Employee Provident Fund company data¶

I was doing my usual weekly ego-search for Gramener when I found Gramener's employee provident fund records.

What's interesting is that the page lets you download the full list for the entire city of Hyderabad. Which got me wondering... could we do this for other cities? It turns out that there's a full list of offices that we can pull data from.

A simple set of curl statements like

curl -s -o DELHINORTH.xls http://esewa.epfoservices.in/ecr_dashboard/export_establishment_wise_missing_detail.php?office_name=DELHINORTH
curl -s -o DEHRADUN.xls http://esewa.epfoservices.in/ecr_dashboard/export_establishment_wise_missing_detail.php?office_name=DEHRADUN
curl -s -o HALDWANI.xls http://esewa.epfoservices.in/ecr_dashboard/export_establishment_wise_missing_detail.php?office_name=HALDWANI
...

gets you 146 MB of EPF data for every single company.
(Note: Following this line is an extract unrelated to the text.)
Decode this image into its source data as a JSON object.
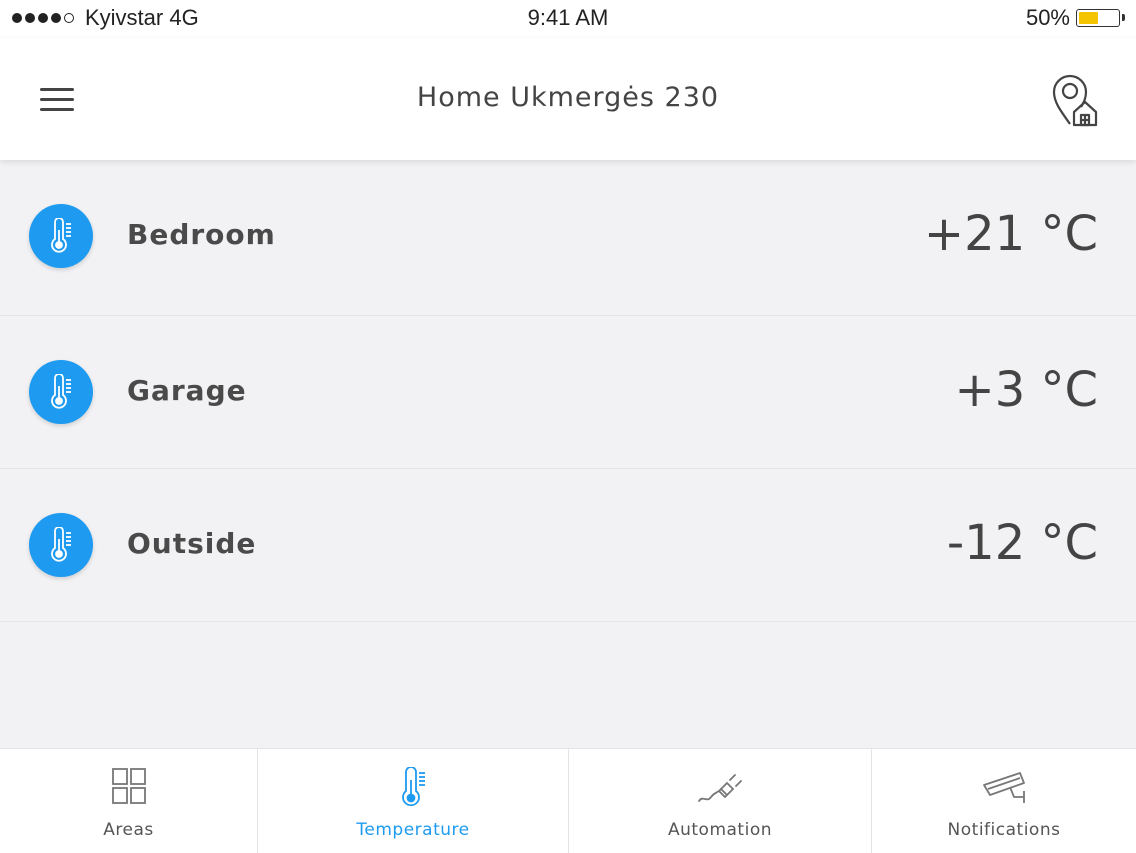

Or, you could scrape it in Python.

In [30]:

import pandas as pd

dfs = pd.read_html('http://esewa.epfoservices.in/ecr_dashboard/summary_of_reg_estt.php', infer_types=False, skiprows=2)
dfs[0].head()

Out[30]:

	0	1	2	3	4	5	6	7	8	9	10	11	12
2	1	1	RO	DL	CPM	DELHINORTH	26752	157184	17	0.06	15713	58.74	209
3	2	1	RO	UK	DDN	DEHRADUN	4546	36406	2	0.04	3192	70.22	26
4	3	1	SRO	UK	HLD	HALDWANI	2231	21458	2	0.09	1676	75.12	18
5	4	1	SRO	DS	SHD	LAXMINAGAR	6559	36083	3	0.05	3811	58.1	70
6	5	1	RO	DS	NHP	DELHISOUTH	13915	102883	10	0.07	8282	59.52	166

In [146]:

import os.path
from urllib import urlretrieve

def get_epf(offices, path):
    data = []
    base = 'http://esewa.epfoservices.in/ecr_dashboard/export_establishment_wise_missing_detail.php?office_name='
    
    # Weird workaround because pd.read_excel does not support encoding_override
    xl = pd.ExcelFile.__new__(pd.ExcelFile)
    
    for office in offices:
        excel_file = os.path.join(path, office) + '.xls'
        if not os.path.exists(excel_file):
            urlretrieve(base + office, excel_file)
        try:
            book = xlrd.open_workbook(excel_file, encoding_override='cp1252')
        except UnicodeDecodeError:
            book = xlrd.open_workbook(excel_file, encoding_override='utf8')
        setattr(xl, 'book', book)
        df = xl.parse('Sheet 1', skiprows=2)
        df['Office'] = office
        data.append(df)
    
    return pd.concat(data, ignore_index=True)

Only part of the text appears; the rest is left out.